John W. Nields, Jr., Asst. U. S. Attorney, New York City (Robert M. Morgenthau, U. S. Atty., for the Southern District of New York City, and Paul B. Galvani, Asst. U. S. Atty., New York City, of counsel), for appellee.
Before MOORE, KAUFMAN and HAYS, Circuit Judges.
The defendant-appellant was indicted on two counts with the sale of (1) 110 grams of heroin on July 30, 1966 and (2) 99.1 grams of cocaine on August 17, 1966. After a one-day trial before the court without a jury, he was convicted on both counts. The sentence was five years on each count, the sentences to run concurrently.

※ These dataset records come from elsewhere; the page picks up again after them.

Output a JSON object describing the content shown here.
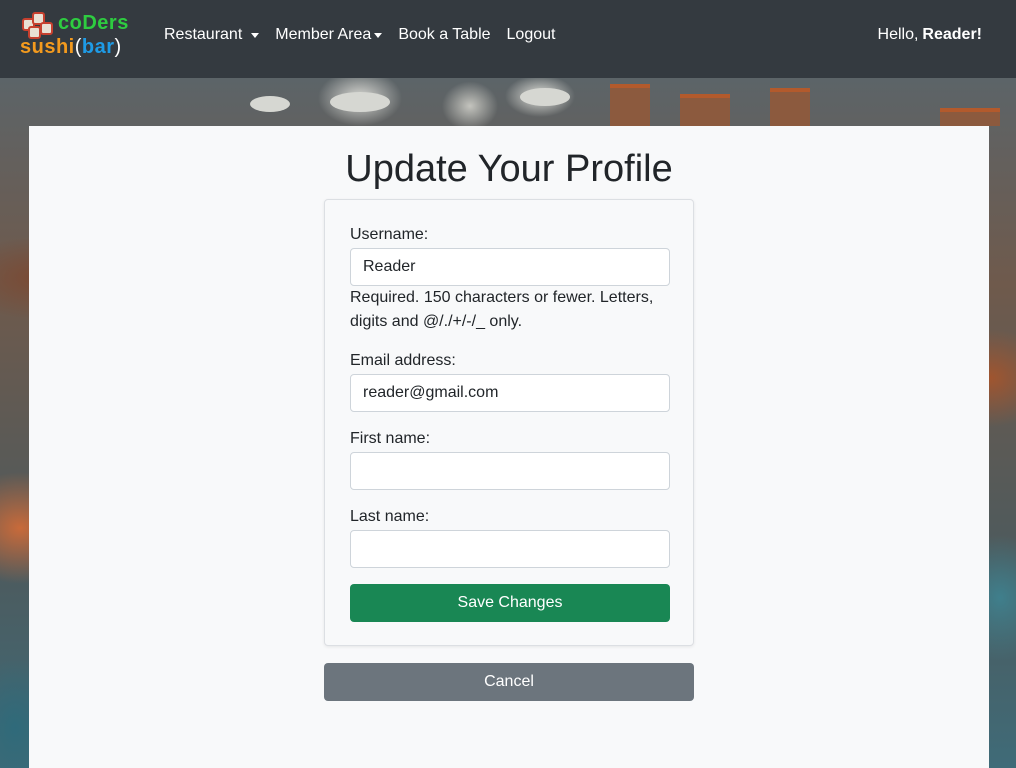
{
  "navbar": {
    "brand_line1": "coDers",
    "brand_sushi": "sushi",
    "brand_open_paren": "(",
    "brand_bar": "bar",
    "brand_close_paren": ")",
    "links": [
      {
        "label": "Restaurant",
        "dropdown": true
      },
      {
        "label": "Member Area",
        "dropdown": true
      },
      {
        "label": "Book a Table",
        "dropdown": false
      },
      {
        "label": "Logout",
        "dropdown": false
      }
    ],
    "greeting_prefix": "Hello,",
    "greeting_name": "Reader!"
  },
  "page": {
    "title": "Update Your Profile"
  },
  "form": {
    "username": {
      "label": "Username:",
      "value": "Reader"
    },
    "username_help": "Required. 150 characters or fewer. Letters, digits and @/./+/-/_ only.",
    "email": {
      "label": "Email address:",
      "value": "reader@gmail.com"
    },
    "first_name": {
      "label": "First name:",
      "value": ""
    },
    "last_name": {
      "label": "Last name:",
      "value": ""
    },
    "save_label": "Save Changes",
    "cancel_label": "Cancel"
  },
  "colors": {
    "navbar": "#343a40",
    "save_button": "#198754",
    "cancel_button": "#6c757d",
    "brand_green": "#2ecc40",
    "brand_orange": "#f39a1e",
    "brand_blue": "#1e9be6"
  }
}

On January 20, 1970, the Supreme Court in Turner v. United States, 396 U.S. 398, 90 S. Ct. 642, 24 L. Ed. 2d 610 (1970) held that the § 174 presumption "is valid insofar as it permits a jury to infer that heroin possessed in this country is a smuggled drug." A contrary result was reached as to a small quantity of cocaine.
Whether or not the 99.1 grams of cocaine come within Turner, we need not decide.1 The problems discussed and resolved in Benton v. Maryland, 395 U.S. 784, 89 S. Ct. 2056, 23 L. Ed. 2d 707 (1969) relating to the concurrent sentence doctrine are not presented here. Cilenti committed two separate crimes on two separate dates. There was no jury which might have been affected by the evidence introduced as to the cocaine. Clearly the conviction on the heroin count (Count One) must be affirmed. It is unnecessary to reach Count Two because the conviction on the less serious offense, to wit, the sale of cocaine, could not have influenced the mandatory sentence on the more serious heroin sale offense.
We note that in Turner, the amount of cocaine was 14.68 grams whereas here it was 99.1 grams. The Supreme Court in its footnote 39 in Turner stated (at 419, 90 S. Ct. at 654):
"Since the illegal possessor's only source of domestic cocaine is that which is stolen, the United States urges that the § 174 presumption may be valid with respect to sellers found with much larger amounts of cocaine than Turner had, amounts which, it is claimed, are too large to have been removed from legal channels and which must therefore have been smuggled. Brief for the United States 31. We find it unnecessary to deal with these problems and postpone their consideration to another day, hopefully until after the facts have been presented in an adversary context in the district courts."